Israel’s Foreign Ministry declined to comment on the reported arrests.

Last month, the Wall Street Journal reported that Israel’s intelligence agencies were working to assassinate Hamas leaders across the Middle East, including in Turkey, as its forces battle the terrorist group in the Gaza Strip.

Days later, Israeli media released recordings of Shin Bet chief Ronen Bar saying that Israel is determined to kill Hamas’s leaders “in every location” in the world, including Qatar, Turkey and Lebanon.

In response, Ankara warned Israel that it will face “serious consequences” if it tries to assassinate Hamas members on Turkish soil.

The Reuters news agency quoted an unnamed Turkish intelligence official as saying: “Necessary warnings were made to the interlocutors based on the news of Israeli officials’ statements, and it was expressed to Israel that [such an act] would have serious consequences.”

Turkish authorities arrest suspected Mossad informants, January 2, 2024 (Screenshot MIT)

Turkish President Recep Tayyip Erdogan also warned Israel that Israel would “pay a very heavy price” for carrying out operations against Hamas in Turkey.

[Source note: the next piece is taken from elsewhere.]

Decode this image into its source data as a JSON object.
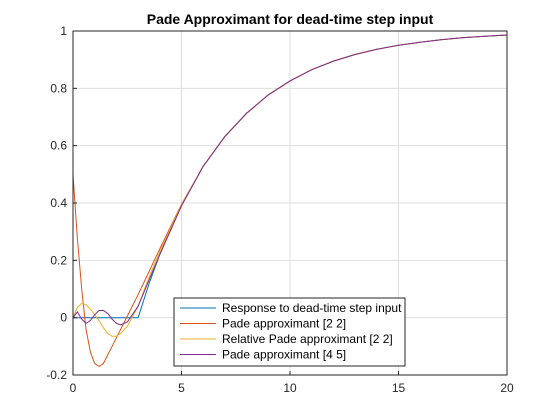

Since December 2022, the MIT and Istanbul police have announced three operations uncovering Mossad cells in the country. The most recent was in July of last year, when Turkey announced it had arrested seven Arabs working for the Mossad intelligence on targets in Lebanon and Syria.

Mugshots of the seven suspected spies for the Mossad arrested in Istanbul by the Turkish intelligence service in July 2023 (Credit: Ahaber News website)

Following a period of steady rapprochement between the two eastern Mediterranean powers, Erdogan launched a series of scathing broadsides against the Jewish state since Israel launched its war on Hamas after the October 7 atrocities. He has called Hamas “freedom fighters,” referred to Prime Minister Benjamin Netanyahu as “the butcher of Gaza,” and branded Israel a “terror state.”

Erdogan has also been in close contact with the Hamas leadership since the start of the war, and Turkey has maintained deep ties with the terror group over the years, allowing it to operate from an office in Istanbul for over a decade.

War erupted on October 7 when some 3,000 terrorists led by Hamas burst through the border from the Gaza Strip and rampaged through southern Israel, slaughtering over 1,200 people, mostly civilians, amid brutal atrocities. At least 240 people of all ages, including small children and the elderly, were abducted and taken hostage in Gaza.